History Center hoping for cannon at Ft. Wilkins

COPPER HARBOR — Spring 2019 will mark 175 years since Capt. Robert Clary and his men arrived and constructed Fort Wilkins, and the Fort Wilkins Natural History Association (FWNHA) is helping the Michigan History Center celebrate with a bang.

“The Michigan History Center would like to celebrate the dodransbicentennial by purchasing a reproduction 1840s six-pounder cannon,” said Barry James, historian with the MHC, and Michigan Iron Industry Museum. “Although a smaller version of the one on the parade ground, it will represent the time period when the fort was built in 1844.”

Fort Wilkins was militarily occupied twice: from 1844-1846 by two companies of the Fifth United States Infantry Regiment, and again from 1867-1870 by two companies of the Second Reserve Corps.

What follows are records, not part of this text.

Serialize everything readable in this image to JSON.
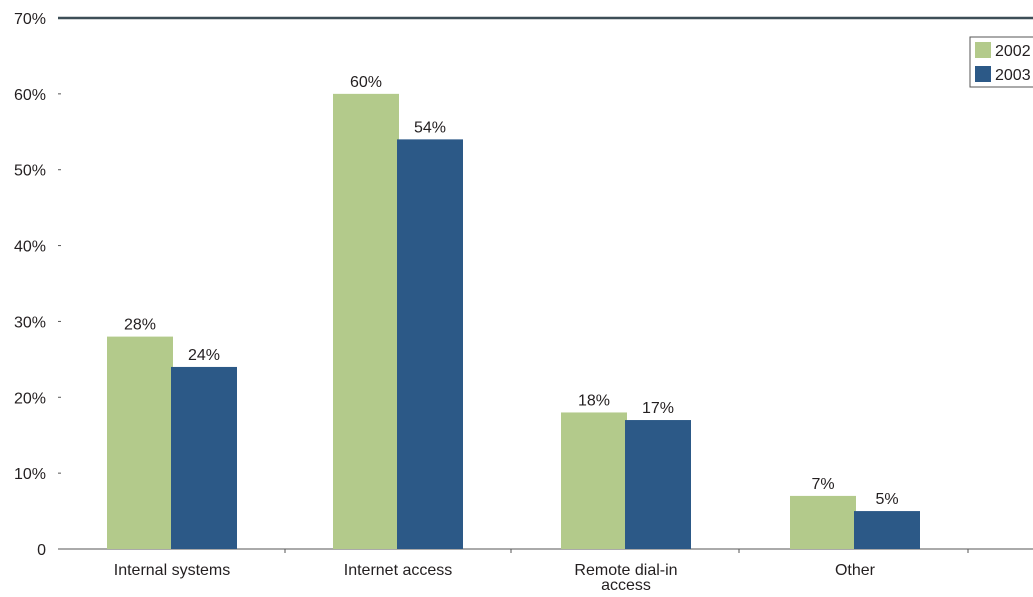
{
  "chart_data": {
    "type": "bar",
    "categories": [
      [
        "Internal systems"
      ],
      [
        "Internet access"
      ],
      [
        "Remote dial-in",
        "access"
      ],
      [
        "Other"
      ]
    ],
    "series": [
      {
        "name": "2002",
        "color": "#b3ca8b",
        "values": [
          28,
          60,
          18,
          7
        ],
        "labels": [
          "28%",
          "60%",
          "18%",
          "7%"
        ]
      },
      {
        "name": "2003",
        "color": "#2c5987",
        "values": [
          24,
          54,
          17,
          5
        ],
        "labels": [
          "24%",
          "54%",
          "17%",
          "5%"
        ]
      }
    ],
    "y_ticks": [
      {
        "value": 0,
        "label": "0"
      },
      {
        "value": 10,
        "label": "10%"
      },
      {
        "value": 20,
        "label": "20%"
      },
      {
        "value": 30,
        "label": "30%"
      },
      {
        "value": 40,
        "label": "40%"
      },
      {
        "value": 50,
        "label": "50%"
      },
      {
        "value": 60,
        "label": "60%"
      },
      {
        "value": 70,
        "label": "70%"
      }
    ],
    "ylim": [
      0,
      70
    ],
    "grid": false,
    "legend_position": "top-right"
  }
}
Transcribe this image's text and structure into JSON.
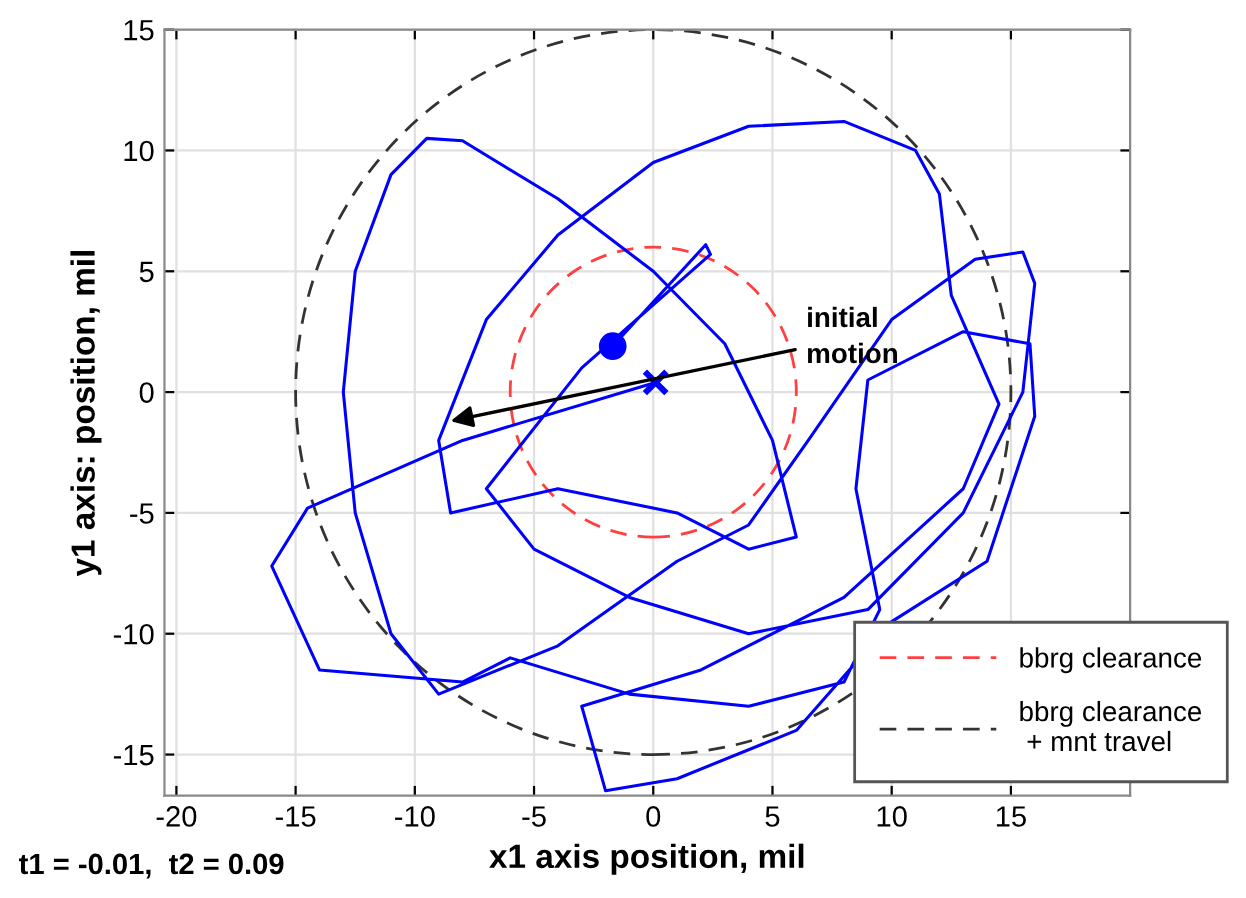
{
  "chart_data": {
    "type": "line",
    "xlabel": "x1 axis position, mil",
    "ylabel": "y1 axis: position, mil",
    "xlim": [
      -20.5,
      20
    ],
    "ylim": [
      -16.7,
      15
    ],
    "xticks": [
      -20,
      -15,
      -10,
      -5,
      0,
      5,
      10,
      15
    ],
    "yticks": [
      -15,
      -10,
      -5,
      0,
      5,
      10,
      15
    ],
    "grid": true,
    "series": [
      {
        "color": "#0000ff",
        "line_style": "solid",
        "marker": "none",
        "x": [
          -1.7,
          2.2,
          2.4,
          -3,
          -7,
          -5,
          -1,
          4,
          9,
          13,
          15.5,
          16,
          15.5,
          13.5,
          10,
          6.5,
          4,
          1,
          -4,
          -9,
          -11,
          -12.5,
          -13,
          -12.5,
          -11,
          -9.5,
          -8,
          -4,
          0,
          3,
          5,
          6,
          4,
          1,
          -4,
          -8.5,
          -9,
          -7,
          -4,
          0,
          4,
          8,
          11,
          12,
          12.5,
          14.5,
          13,
          8,
          2,
          -3,
          -2,
          1,
          6,
          10,
          14,
          16,
          15.8,
          13,
          9,
          8.5,
          9.5,
          8,
          4,
          -1,
          -6,
          -8,
          -14,
          -16,
          -14.5,
          -8,
          0.1
        ],
        "values": [
          1.9,
          6.1,
          5.7,
          1,
          -4,
          -6.5,
          -8.5,
          -10,
          -9,
          -5,
          0,
          4.5,
          5.8,
          5.5,
          3,
          -2,
          -5.5,
          -7,
          -10.5,
          -12.5,
          -10,
          -5,
          0,
          5,
          9,
          10.5,
          10.4,
          8,
          5,
          2,
          -2,
          -6,
          -6.5,
          -5,
          -4,
          -5,
          -2,
          3,
          6.5,
          9.5,
          11,
          11.2,
          10,
          8.2,
          4,
          -0.5,
          -4,
          -8.5,
          -11.5,
          -13,
          -16.5,
          -16,
          -14,
          -9.5,
          -7,
          -1,
          2,
          2.5,
          0.5,
          -4,
          -9,
          -12,
          -13,
          -12.5,
          -11,
          -12,
          -11.5,
          -7.2,
          -4.8,
          -2,
          0.4
        ]
      },
      {
        "type": "scatter",
        "color": "#0000ff",
        "marker": "circle",
        "x": [
          -1.7
        ],
        "values": [
          1.9
        ]
      },
      {
        "type": "scatter",
        "color": "#0000ff",
        "marker": "cross",
        "x": [
          0.1
        ],
        "values": [
          0.4
        ]
      }
    ],
    "annotations": [
      {
        "text": "initial\nmotion",
        "x": -8.5,
        "y": -1.2
      },
      "t1 = -0.01,  t2 = 0.09",
      "bbrg clearance",
      "bbrg clearance\n + mnt travel"
    ]
  }
}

When Clary was ordered to Copper Harbor in the spring of 1844, he was ordered to take with him two six-pounder cannons, with all accoutrements, plus powder and balls. The cannons he brought were the Model 1841 field gun designed by the U.S. Army Ordinance Department in in that year. During the Mexican War, the 1841 Model proved itself in maneuvering and firing, and was considered a very reliable weapon, with a weight of 850 pounds.

During the second occupation, four cannons were brought to the fort by the SRC, all of them Model 1857 12-pounder field pieces. In 1994, in observance of the fort’s sesquicentennial, the Michigan History Center purchased a full-scale museum quality replica reproduction Model 1857 12-pounder, such as those at the fort. This replica replaced a reduced-scale four-pounder Mountain Howitzer that was never present at the fort.

The acquisition of a full-scale six-pounder cannon for exhibit near the flag stand will enhance the historical accuracy and visual symmetry on the parade ground, and together with the present cannon, will reflect the armament of the fort during both occupations.

To help with the purchase of the $15,000 Model 1841 cannon, the FWNHA is encouraging and accepting donations to the project.

“All donations will go to the fort’s friends group,” said James, “and the FWNHA will match dollar for dollar all donations toward this project.”

Most Model 1841s were cast in bronze, but others were cast in iron. But due to the climate in the Copper Country, the MHC would like to purchase either a blue steel or grey iron for this piece, James said.